I seem to have been walking around in a daze today, running around the hospital doing the obligatory pre-op appointments and lab draws. I have been in a dream like state I keep expecting to wake from. I had my last full dinner with some great friends here in San Francisco. After dinner as we chatted the expected questions of my surgery came up. I explained my surgery, bringing out my phone to show my friends diagrams of the procedure, explaining the basics of the 4 hour long surgery. I described my surgery and future  diet and what it will be like for the coming weeks, as if I were describing someone else’s therapeutic plan, not my own. There was a sense of detachment to it and a sense of disbelief. Not sure I can say it’s denial, but it might be. 

Earlier as I ate, I savored every morsel and started to mourn my now dying relationship with food, almost as if I am going through the states of grieving. Today has been a bit more somber, introspective, and contemplative. I try to be positive, but it is hard to do all the time. I try to rationalize what I am feeling and tell myself that it is normal to make myself feel better. I remind myself that I have had countless patients who have undergone open heart surgeries which requires cracking of their rib cages, what I imagine to be as one of the more painful surgeries there is, sit in a chair and tell me they’re doing fine, having minimal pain, and taking little to no pain medicines. Will I be that resilient?

I don’t think the eating part has me down as much today as the inevitable pain that will be associated with the surgery and the recovery. I consider myself a pain wimp, but then I have to remind myself I labored at home with my daughter for 52 hours before I went to the hospital and had an epidural. I passed a kidney stone without any pain meds and fractured my sacrum while practicing/trying out for roller derby, thereby ending my potential career as “Miss Diagnosis.” Did I mention I didn’t have insurance at the skating injury, so I didn’t go to the ER and was studying for Step 2, so I had to do a lot of sitting on said injured sacrum? 

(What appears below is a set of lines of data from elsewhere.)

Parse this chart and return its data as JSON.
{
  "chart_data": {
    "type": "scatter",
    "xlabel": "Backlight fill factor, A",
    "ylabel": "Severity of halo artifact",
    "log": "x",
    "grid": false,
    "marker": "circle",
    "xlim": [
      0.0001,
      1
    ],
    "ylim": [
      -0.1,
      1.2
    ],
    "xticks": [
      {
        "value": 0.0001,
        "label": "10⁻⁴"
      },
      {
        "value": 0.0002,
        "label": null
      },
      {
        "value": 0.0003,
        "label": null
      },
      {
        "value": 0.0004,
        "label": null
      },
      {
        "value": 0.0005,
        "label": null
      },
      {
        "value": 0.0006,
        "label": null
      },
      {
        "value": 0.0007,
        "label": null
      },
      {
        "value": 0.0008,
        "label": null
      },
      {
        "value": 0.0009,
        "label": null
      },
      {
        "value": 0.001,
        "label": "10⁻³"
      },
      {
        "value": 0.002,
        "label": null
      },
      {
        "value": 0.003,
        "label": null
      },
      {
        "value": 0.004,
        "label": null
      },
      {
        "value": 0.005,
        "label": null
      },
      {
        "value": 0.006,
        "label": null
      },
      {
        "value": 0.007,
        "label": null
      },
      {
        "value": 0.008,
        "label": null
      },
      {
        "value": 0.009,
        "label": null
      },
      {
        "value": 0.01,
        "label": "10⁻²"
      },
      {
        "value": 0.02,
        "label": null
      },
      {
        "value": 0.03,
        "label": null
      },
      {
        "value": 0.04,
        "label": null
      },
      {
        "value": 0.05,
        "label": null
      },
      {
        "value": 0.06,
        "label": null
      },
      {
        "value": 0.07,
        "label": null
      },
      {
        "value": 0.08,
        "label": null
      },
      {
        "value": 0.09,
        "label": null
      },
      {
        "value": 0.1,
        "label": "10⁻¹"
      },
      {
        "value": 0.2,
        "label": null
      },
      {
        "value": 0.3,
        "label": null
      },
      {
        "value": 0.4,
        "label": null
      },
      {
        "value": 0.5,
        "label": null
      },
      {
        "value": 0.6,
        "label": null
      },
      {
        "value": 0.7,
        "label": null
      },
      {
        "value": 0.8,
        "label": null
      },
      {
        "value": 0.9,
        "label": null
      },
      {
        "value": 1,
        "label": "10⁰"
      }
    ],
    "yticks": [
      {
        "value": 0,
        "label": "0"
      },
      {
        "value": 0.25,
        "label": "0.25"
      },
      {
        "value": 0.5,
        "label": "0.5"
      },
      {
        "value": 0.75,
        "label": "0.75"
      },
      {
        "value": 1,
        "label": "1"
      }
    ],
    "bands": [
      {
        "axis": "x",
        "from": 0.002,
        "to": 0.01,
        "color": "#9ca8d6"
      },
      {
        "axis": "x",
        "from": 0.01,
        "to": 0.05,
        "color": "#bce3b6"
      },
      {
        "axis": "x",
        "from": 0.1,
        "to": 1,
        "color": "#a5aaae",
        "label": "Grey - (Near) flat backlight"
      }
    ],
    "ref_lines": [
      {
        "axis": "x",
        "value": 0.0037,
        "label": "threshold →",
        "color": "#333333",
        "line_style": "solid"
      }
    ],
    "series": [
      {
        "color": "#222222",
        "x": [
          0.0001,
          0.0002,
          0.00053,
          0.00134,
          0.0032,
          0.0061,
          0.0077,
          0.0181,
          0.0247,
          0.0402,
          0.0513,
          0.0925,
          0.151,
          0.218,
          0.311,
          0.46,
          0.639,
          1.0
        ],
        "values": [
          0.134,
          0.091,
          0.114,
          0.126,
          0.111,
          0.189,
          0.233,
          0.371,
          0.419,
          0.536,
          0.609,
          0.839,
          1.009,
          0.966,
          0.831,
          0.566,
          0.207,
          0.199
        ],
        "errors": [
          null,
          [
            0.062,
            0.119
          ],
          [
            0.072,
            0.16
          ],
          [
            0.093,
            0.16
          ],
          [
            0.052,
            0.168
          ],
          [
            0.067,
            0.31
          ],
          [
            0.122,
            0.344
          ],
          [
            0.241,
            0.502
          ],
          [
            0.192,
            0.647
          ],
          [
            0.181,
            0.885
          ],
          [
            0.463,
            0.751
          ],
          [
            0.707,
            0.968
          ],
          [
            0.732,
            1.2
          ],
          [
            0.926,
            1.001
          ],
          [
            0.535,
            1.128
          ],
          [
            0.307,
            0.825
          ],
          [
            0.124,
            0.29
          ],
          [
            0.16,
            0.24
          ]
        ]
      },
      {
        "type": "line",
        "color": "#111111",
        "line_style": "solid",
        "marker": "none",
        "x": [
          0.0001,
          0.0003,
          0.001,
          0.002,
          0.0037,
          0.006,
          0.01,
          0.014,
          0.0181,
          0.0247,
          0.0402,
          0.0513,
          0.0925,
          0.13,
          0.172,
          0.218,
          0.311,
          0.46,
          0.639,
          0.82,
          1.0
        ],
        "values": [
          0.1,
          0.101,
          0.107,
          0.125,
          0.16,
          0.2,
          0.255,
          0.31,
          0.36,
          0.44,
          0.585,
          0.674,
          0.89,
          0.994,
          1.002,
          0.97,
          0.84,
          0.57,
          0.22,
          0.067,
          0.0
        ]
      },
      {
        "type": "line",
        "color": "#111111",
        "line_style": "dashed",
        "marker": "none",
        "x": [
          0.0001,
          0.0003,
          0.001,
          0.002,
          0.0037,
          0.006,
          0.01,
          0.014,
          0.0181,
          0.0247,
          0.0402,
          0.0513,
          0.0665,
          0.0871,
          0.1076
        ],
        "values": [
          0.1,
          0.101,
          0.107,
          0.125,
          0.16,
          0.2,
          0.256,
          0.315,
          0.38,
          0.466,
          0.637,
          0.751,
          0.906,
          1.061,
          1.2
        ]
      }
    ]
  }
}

I tell myself that of the pain I have I experienced, I can handle this, especially since they will be giving me pain meds, unlike the aforementioned scenarios where I had none, yet I am still fearful. I guess it is a natural human response. The anticipation of it all. The uncertainty of it all. As a physician I know all to well about all the possible complications that could arise and should I experience any, none of them will be known to me until I wake from anesthesia. No one can make the guarantee I will be okay after the surgery, but the alternative is letting this disease take its natural course which will be guaranteed to end my life painfully and early. Given the two options, there really isn’t a choice of which path will be the least painful. If you had to lose a major part of your body to guarantee not getting cancer, what would you  give up? 

I will go to sleep tonight and try to be positive. I will think about how lucky I have been despite being unlucky to get this diagnosis. I will think about how I have a really amazing family and friends who are supporting me though this. There are too many people out there who do not have a choice when it comes to gastric cancer because they find out too late and many others do not have the love and support I feel I have. I am grateful. I may be scared, but I know there will be people there who will hold me up when I feel like falling and if the pain gets to bad I will just ask for fentanyl.